I need to know this before I write the proof of Cauchy's Mean Value Theorem to check
whether I've done it right, please let me know

Since I don't know the content of your proof, I can't comment on that, but assuming the mean value theorem, we know that there is a $$c\in (a,b)$$ such that the first equation is true and there is a $$d\in (a,x)$$ such that

$$f'(d) = \frac{f(x) \ - \ f(a)}{x \ - \ a} .$$

However it seems like we would need to impose further conditions on f in order that $$d\in (a,b)$$, so the second equation that you write does not follow from the mean value theorem. I can't see that these equations would help you prove the mean value theorem.

 

[sponsoredwalk]

Well I was just thinking about it, would they represent the same thing.

Here, here & here the proof's all give you a complicated looking formula and tell you that
this will prove everything, but where did it come from?

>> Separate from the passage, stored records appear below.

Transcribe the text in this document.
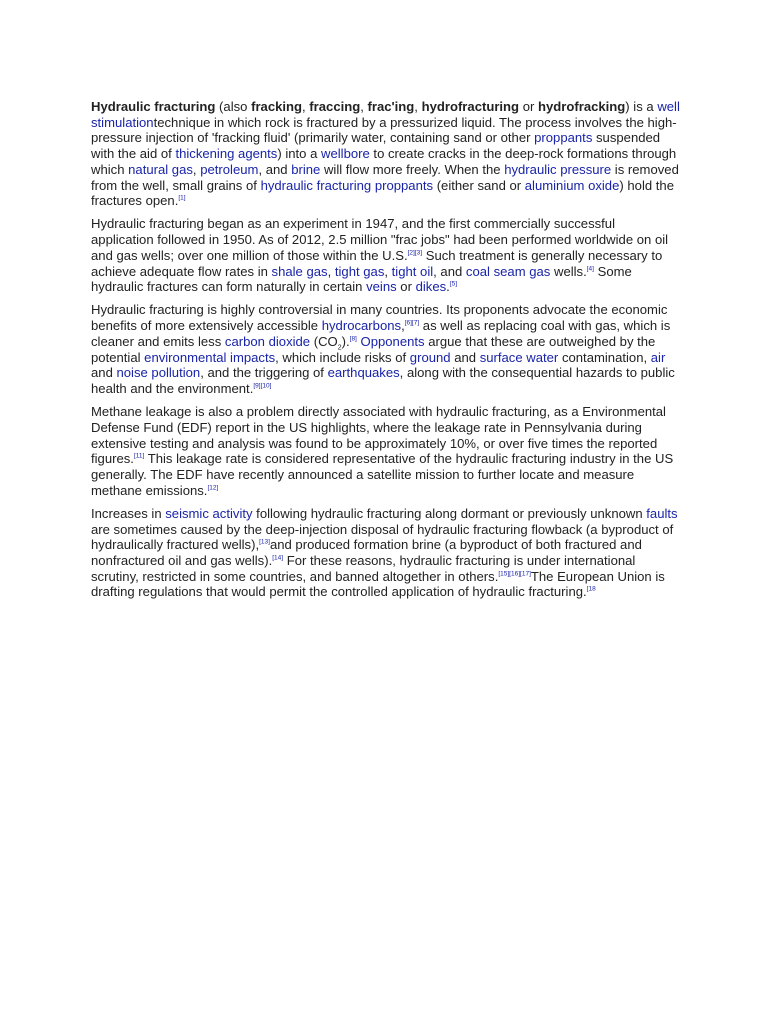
Hydraulic fracturing (also fracking, fraccing, frac'ing, hydrofracturing or hydrofracking) is a well stimulationtechnique in which rock is fractured by a pressurized liquid. The process involves the high-pressure injection of 'fracking fluid' (primarily water, containing sand or other proppants suspended with the aid of thickening agents) into a wellbore to create cracks in the deep-rock formations through which natural gas, petroleum, and brine will flow more freely. When the hydraulic pressure is removed from the well, small grains of hydraulic fracturing proppants (either sand or aluminium oxide) hold the fractures open.[1]

Hydraulic fracturing began as an experiment in 1947, and the first commercially successful application followed in 1950. As of 2012, 2.5 million "frac jobs" had been performed worldwide on oil and gas wells; over one million of those within the U.S.[2][3] Such treatment is generally necessary to achieve adequate flow rates in shale gas, tight gas, tight oil, and coal seam gas wells.[4] Some hydraulic fractures can form naturally in certain veins or dikes.[5]

Hydraulic fracturing is highly controversial in many countries. Its proponents advocate the economic benefits of more extensively accessible hydrocarbons,[6][7] as well as replacing coal with gas, which is cleaner and emits less carbon dioxide $(CO_2).[8]$ Opponents argue that these are outweighed by the potential environmental impacts, which include risks of ground and surface water contamination, air and noise pollution, and the triggering of earthquakes, along with the consequential hazards to public health and the environment.[9][10]

Methane leakage is also a problem directly associated with hydraulic fracturing, as a Environmental Defense Fund (EDF) report in the US highlights, where the leakage rate in Pennsylvania during extensive testing and analysis was found to be approximately 10%, or over five times the reported figures.[11] This leakage rate is considered representative of the hydraulic fracturing industry in the US generally. The EDF have recently announced a satellite mission to further locate and measure methane emissions.[12]

Increases in seismic activity following hydraulic fracturing along dormant or previously unknown faults are sometimes caused by the deep-injection disposal of hydraulic fracturing flowback (a byproduct of hydraulically fractured wells),[13]and produced formation brine (a byproduct of both fractured and nonfractured oil and gas wells).[14] For these reasons, hydraulic fracturing is under international scrutiny, restricted in some countries, and banned altogether in others.[15][16][17]The European Union is drafting regulations that would permit the controlled application of hydraulic fracturing.$^{[18}$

I tried to derive it here so please
let me know if I've assumed anything

$$1) \ F(x) \rightarrow \ f(b) \ - \ f(a) \ = \ \frac{f(x) \ - \ f(a)}{x \ - \ a}(b \ - \ a)$$

$$2) \ G(x) \rightarrow \ g(b) \ - \ g(a) \ = \ \frac{g(x) \ - \ g(a)}{x \ - \ a}(b \ - \ a)$$

$$3) \ \frac{F(x)}{G(x)} \rightarrow \ \frac{f(b) \ - \ f(a)}{g(b) \ - \ g(a)} \ = \ \frac{f(x) \ - \ f(a)}{g(x) \ - \ g(a)}$$


$$4) [ \ f(b) \ - \ f(a) \ ] \ \cdot \ [ \ g(x) \ - \ g(a) \ ] \ ] \ = \ [ \ f(x) \ - \ f(a) \ ] \ \cdot \ [ \ g(b) \ - \ g(a) \ ]$$


$$5) H(x) \ \rightarrow \ [ \ f(b) \ - \ f(a) \ ] \ \cdot \ [ \ g(x) \ - \ g(a) \ ] \ ] \ - \ [ \ f(x) \ - \ f(a) \ ] \ \cdot \ [ \ g(b) \ - \ g(a) \ ] \ = \ C$$


$$6) \ H ' (x) \ \rightarrow \ [ f(b) \ - \ f(a) ] g'(x) \ - \ f'(x)[ \ g(b) \ - \ g(a)] \ = \ 0$$


$$7) \ H ' (c) \ \rightarrow \ [ f(b) \ - \ f(a) ] g'(c) \ - \ f'(c)[ \ g(b) \ - \ g(a)] \ = \ 0$$

$$8) \ [ f(b) \ - \ f(a) ] g'(c) \ = \ f'(c)[ g(b) \ - \ g(a)]$$

$$9) \ \frac{f(b) \ - \ f(a)}{g(b) \ - \ g(a)} \ = \ \frac{f'(c)}{g'(c)}$$

It seems a bit strange to write the first and second equations with x seeing as it
can only be b in order to have equality, unless I'm mistaken.